Islanders emerge from the darkness

Candlelit beach walk brings awareness to suicide and support to victims.


Before the sun emerged above the horizon Saturday morning, more than 200 members of the Island community came together to walk along State Beach in a show of support and remembrance for victims of suicide.

At 4:50 am, the parking area along Bend in the Road Beach was filled with cars, and flickering candles could be seen dancing along the dunes.

There was a sign with the word “Hope” shining brightly next to the shoreline, and somber faces were illuminated by a bright bonfire.

This was the first Darkness into Vineyard Light suicide awareness and prevention walk. People young and old huddled together with steaming thermoses in hand, comforting one another and sharing fond memories of friends and family members.

A Banner of Hope hung under a tent, where people could write messages commemorating loved ones and offering inspiration to others.
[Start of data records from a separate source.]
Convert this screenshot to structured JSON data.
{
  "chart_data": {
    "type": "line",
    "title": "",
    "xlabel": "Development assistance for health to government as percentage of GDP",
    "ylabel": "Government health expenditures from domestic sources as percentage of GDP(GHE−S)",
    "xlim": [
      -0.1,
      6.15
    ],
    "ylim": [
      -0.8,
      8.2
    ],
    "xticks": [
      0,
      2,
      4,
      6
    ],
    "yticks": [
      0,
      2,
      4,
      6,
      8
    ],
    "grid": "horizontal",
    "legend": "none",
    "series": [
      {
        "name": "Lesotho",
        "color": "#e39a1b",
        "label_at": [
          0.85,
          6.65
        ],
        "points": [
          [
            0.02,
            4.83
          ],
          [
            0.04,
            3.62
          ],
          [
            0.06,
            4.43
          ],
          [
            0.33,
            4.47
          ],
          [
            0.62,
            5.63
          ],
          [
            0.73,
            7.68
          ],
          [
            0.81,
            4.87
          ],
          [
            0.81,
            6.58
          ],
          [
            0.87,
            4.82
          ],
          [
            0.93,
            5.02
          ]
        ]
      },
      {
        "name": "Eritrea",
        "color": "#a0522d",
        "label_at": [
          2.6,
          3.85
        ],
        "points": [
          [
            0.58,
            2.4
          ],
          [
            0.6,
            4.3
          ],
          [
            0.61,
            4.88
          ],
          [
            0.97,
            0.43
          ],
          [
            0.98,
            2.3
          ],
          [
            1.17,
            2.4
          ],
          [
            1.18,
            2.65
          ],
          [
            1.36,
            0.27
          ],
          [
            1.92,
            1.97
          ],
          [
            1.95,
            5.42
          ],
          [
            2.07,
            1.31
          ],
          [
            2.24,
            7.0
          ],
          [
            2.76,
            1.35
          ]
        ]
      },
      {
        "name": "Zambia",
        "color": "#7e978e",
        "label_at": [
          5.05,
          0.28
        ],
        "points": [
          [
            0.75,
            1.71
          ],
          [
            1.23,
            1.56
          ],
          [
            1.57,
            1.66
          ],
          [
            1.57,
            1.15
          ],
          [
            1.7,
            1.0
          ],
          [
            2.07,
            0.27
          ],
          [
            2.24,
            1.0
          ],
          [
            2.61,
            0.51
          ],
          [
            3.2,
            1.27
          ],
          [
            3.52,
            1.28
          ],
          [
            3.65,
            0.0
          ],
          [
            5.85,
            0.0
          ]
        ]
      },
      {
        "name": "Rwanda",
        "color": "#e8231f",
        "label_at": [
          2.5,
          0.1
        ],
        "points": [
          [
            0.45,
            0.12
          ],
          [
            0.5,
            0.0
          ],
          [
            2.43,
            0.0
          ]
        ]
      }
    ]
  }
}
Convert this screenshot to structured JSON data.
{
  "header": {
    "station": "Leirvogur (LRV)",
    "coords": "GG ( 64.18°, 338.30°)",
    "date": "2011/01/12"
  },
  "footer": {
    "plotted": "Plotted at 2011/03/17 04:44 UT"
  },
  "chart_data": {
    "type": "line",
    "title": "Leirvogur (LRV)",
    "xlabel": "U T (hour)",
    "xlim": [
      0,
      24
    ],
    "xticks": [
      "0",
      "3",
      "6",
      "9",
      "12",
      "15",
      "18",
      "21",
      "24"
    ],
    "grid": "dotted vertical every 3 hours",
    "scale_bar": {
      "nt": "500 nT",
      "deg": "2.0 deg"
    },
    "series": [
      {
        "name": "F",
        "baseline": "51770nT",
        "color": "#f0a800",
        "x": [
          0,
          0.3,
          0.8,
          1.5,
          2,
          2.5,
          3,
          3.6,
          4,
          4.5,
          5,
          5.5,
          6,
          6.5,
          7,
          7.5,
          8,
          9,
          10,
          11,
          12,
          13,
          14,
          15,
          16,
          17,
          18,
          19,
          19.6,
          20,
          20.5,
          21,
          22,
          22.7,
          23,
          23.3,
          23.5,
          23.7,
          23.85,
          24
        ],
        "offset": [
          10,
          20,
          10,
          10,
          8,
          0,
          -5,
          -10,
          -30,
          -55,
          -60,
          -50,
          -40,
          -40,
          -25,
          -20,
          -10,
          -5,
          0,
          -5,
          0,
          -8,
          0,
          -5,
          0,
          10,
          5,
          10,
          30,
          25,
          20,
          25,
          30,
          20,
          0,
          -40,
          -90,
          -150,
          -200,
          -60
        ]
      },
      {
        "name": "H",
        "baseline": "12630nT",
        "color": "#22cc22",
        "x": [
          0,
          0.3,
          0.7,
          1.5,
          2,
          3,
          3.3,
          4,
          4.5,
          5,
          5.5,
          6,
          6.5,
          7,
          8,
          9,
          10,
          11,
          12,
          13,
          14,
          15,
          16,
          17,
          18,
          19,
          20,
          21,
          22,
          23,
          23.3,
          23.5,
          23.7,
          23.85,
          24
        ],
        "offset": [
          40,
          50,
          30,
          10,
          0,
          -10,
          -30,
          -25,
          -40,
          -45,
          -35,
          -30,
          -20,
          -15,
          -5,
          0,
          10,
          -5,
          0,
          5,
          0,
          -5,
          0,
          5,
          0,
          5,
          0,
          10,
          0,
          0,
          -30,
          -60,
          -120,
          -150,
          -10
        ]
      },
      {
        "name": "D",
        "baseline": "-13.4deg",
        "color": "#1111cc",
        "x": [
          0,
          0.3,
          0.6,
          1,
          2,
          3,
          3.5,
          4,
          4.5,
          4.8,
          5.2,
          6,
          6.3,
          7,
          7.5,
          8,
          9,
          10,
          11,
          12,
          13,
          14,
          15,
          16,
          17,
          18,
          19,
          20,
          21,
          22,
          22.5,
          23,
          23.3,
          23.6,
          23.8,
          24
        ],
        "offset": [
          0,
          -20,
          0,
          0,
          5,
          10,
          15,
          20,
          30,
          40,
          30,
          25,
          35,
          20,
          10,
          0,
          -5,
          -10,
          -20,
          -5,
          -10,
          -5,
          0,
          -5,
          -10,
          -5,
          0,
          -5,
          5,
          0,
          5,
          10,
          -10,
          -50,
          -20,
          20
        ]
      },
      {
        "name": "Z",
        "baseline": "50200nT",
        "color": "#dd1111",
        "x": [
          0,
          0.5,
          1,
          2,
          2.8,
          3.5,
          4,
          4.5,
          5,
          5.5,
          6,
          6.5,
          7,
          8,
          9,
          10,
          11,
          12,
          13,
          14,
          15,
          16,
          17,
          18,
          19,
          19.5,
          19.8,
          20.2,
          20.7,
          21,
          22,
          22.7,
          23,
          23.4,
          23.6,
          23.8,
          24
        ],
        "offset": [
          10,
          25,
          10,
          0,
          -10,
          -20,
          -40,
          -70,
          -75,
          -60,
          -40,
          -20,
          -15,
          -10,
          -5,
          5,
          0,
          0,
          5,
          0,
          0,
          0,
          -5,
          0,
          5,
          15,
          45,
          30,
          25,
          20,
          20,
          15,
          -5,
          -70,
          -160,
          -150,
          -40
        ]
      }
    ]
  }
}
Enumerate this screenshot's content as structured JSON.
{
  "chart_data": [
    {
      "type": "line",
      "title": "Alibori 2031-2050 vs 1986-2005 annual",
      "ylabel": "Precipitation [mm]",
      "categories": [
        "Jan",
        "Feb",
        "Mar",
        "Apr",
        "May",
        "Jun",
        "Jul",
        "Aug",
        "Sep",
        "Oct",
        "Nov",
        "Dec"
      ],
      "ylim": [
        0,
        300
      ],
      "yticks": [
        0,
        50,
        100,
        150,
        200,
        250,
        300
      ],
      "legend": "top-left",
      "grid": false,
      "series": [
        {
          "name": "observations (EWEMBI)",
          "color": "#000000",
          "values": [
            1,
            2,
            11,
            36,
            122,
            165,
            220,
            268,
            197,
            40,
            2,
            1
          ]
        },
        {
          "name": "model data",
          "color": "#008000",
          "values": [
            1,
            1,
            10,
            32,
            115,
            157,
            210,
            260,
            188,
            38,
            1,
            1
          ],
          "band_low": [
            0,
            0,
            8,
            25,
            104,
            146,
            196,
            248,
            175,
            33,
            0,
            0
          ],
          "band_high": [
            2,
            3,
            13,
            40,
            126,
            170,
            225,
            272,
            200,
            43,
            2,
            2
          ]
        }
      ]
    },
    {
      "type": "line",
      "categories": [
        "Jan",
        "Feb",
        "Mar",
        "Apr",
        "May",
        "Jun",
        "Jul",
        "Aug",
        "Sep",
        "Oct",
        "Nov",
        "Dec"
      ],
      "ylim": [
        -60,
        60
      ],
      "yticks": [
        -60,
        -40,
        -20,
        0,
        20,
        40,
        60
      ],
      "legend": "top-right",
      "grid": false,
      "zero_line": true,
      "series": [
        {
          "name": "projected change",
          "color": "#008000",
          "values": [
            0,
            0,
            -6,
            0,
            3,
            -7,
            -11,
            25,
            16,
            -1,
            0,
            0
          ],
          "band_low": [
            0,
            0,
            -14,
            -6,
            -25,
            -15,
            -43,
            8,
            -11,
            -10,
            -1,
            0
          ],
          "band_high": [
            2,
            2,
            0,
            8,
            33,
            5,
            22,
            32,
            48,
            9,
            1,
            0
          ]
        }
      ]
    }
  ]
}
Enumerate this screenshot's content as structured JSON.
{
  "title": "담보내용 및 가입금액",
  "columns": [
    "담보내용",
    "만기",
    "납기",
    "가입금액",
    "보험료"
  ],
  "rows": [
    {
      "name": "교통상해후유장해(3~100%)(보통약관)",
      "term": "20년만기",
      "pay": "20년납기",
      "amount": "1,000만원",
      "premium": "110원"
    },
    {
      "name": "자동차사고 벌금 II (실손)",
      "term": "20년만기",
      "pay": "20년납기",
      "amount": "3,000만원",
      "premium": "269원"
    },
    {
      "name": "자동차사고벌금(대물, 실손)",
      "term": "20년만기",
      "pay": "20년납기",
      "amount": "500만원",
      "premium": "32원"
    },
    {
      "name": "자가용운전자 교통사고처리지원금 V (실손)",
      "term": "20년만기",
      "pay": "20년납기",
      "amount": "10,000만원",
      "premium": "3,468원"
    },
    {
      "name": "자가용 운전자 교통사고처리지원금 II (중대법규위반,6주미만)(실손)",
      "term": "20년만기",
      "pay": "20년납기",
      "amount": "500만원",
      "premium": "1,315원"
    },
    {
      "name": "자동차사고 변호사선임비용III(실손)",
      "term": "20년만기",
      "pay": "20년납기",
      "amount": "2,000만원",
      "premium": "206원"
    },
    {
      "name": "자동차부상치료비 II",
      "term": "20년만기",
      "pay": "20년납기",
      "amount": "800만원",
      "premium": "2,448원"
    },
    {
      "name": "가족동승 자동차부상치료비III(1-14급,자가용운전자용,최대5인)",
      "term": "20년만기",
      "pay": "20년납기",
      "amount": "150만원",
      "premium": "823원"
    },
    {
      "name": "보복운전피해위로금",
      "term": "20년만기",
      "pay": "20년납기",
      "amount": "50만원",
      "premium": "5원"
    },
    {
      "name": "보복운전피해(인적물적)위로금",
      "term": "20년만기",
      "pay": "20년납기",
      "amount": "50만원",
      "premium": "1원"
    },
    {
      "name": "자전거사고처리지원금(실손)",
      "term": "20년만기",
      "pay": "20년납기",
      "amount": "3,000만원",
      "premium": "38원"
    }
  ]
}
One message at the corner of the banner read, “I wish I could show you when you are lonely in darkness the astonishing light of your own being.”

Another read “There is help out there to let the light come through.”

David Araujo, director of the Island Intervention Center, started off the event by thanking all the survivors who were strong enough to come out and show their support. “I hope we can see this as an opportunity to cry, laugh, heal, and grieve,” Araujo said. “We’re hoping to smash the stigma. Sometimes people with suicidal thoughts feel powerless and without a voice. May we continue to be the voice for those who feel powerless.”

Maria Ventura, co-organizer for the event, told the crowd how she lost her father to suicide. “I don’t want another person to learn through a phone call that their father is gone,” Ventura said.

“Suicide is a permanent solution to a temporary problem.”

She spoke of how taking one’s own life does not solve the immediate issues, it passes the grief and sadness on to those who are closest. Every opportunity to be kind, according to Ventura, should be taken. “You never know how meaningful one small gesture can be to someone,” she said.

Melissa Vincent donned her Darkness into Vineyard Light T shirt and held her candle as she stood by the side of the road and talked with friends. “Anything we can do to break the stigma. It’s worth coming out at 5 am, anything I can do to spread the word,” she said.

Before the walkers made their way toward Big Bridge along the road, co-organizer for the event John Murray told everyone he was proud and empowered by the turnout. “This is all a learning experience. It’ll always get better every year, but this is incredible,” Murray said.

The crowd then started walking toward Big Bridge while Edgartown Police Chief Bruce McNamee played bagpipes in full piper dress. Another shining sign next to the jetty read, “Listen.”

After the walk, everyone returned to the starting spot at Bend in the Road and enjoyed coffee, breakfast burritos, and baked goods. A group of Minnesingers played “Walking on Sunshine” and the entire group silently counted the minutes till sunrise.